I have alluded to the potential of beneficiaries to be cranky if not disruptive, and I devote Chapter 13 to that interesting battleground. A word about them here is useful in terms of the budget. In most major corporations and governmental agencies, users (i.e., beneficiaries) pay for services received through various user -based taxes. In my experience, this generally includes desktop and laptop PCs, use of LAN and mainframe file and print services, e-mail, dial tone, voice mail, and so forth. Many, if not all, of your project deliverables cost the corporation an initial outlay for new equipment and licenses, services, salaries, and consulting fees. That is your budget. In the normal course of business, however, the end user receiving these new products or services as a result of your project will be charged, normally on a recurring charge basis per server, per site, or per user. So, as project manager, I may give the vendor $X million for laptops, but the beneficiary I install them for will pay the corporation back at a rate of a few hundred dollars per month, per laptop, over a 3-year period. [4]

What this boils down to is that beneficiaries see themselves as customers, and why not?
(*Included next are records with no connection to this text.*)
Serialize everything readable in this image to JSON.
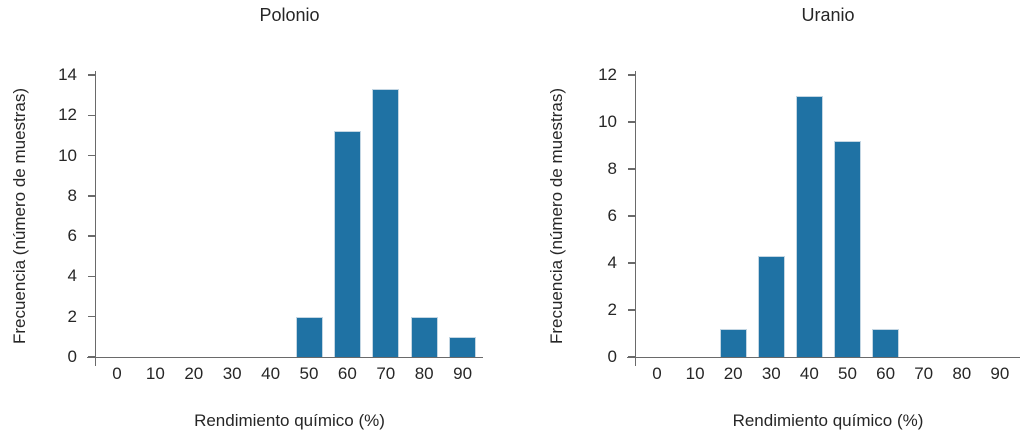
{
  "figure": {
    "background": "#ffffff",
    "bar_color": "#1f72a4",
    "bar_edge_color": "#c3d6e3",
    "axis_color": "#6a6a6a",
    "text_color": "#262626"
  },
  "chart_data": [
    {
      "type": "bar",
      "title": "Polonio",
      "xlabel": "Rendimiento químico (%)",
      "ylabel": "Frecuencia (número de muestras)",
      "categories": [
        0,
        10,
        20,
        30,
        40,
        50,
        60,
        70,
        80,
        90
      ],
      "values": [
        0,
        0,
        0,
        0,
        0,
        2,
        11.2,
        13.3,
        2,
        1
      ],
      "x_tick_labels": [
        "0",
        "10",
        "20",
        "30",
        "40",
        "50",
        "60",
        "70",
        "80",
        "90"
      ],
      "y_tick_labels": [
        "0",
        "2",
        "4",
        "6",
        "8",
        "10",
        "12",
        "14"
      ],
      "ylim": [
        0,
        14
      ],
      "grid": false,
      "legend": "none"
    },
    {
      "type": "bar",
      "title": "Uranio",
      "xlabel": "Rendimiento químico (%)",
      "ylabel": "Frecuencia (número de muestras)",
      "categories": [
        0,
        10,
        20,
        30,
        40,
        50,
        60,
        70,
        80,
        90
      ],
      "values": [
        0,
        0,
        1.2,
        4.3,
        11.1,
        9.2,
        1.2,
        0,
        0,
        0
      ],
      "x_tick_labels": [
        "0",
        "10",
        "20",
        "30",
        "40",
        "50",
        "60",
        "70",
        "80",
        "90"
      ],
      "y_tick_labels": [
        "0",
        "2",
        "4",
        "6",
        "8",
        "10",
        "12"
      ],
      "ylim": [
        0,
        12
      ],
      "grid": false,
      "legend": "none"
    }
  ]
}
With that title comes its privileges, which include fussing with you over such technology choices as vendor used, specifications, and whether or not they want to pay for the "cool stuff" too. Presumably, your technology team made such decisions based on merit or need, but that does not guarantee that the beneficiary community agrees on how you and your team propose to spend their money. In fact, in such a scenario, we had to ask the beneficiaries to provide additional money for certain features for which we were not funded but they demanded. Once that was hammered out, we had to enlist the beneficiaries' assistance with the "standards police," who took exception to the uplifted specs pushed on the project team by the user community.

[4] Or whatever the current depreciation schedule is.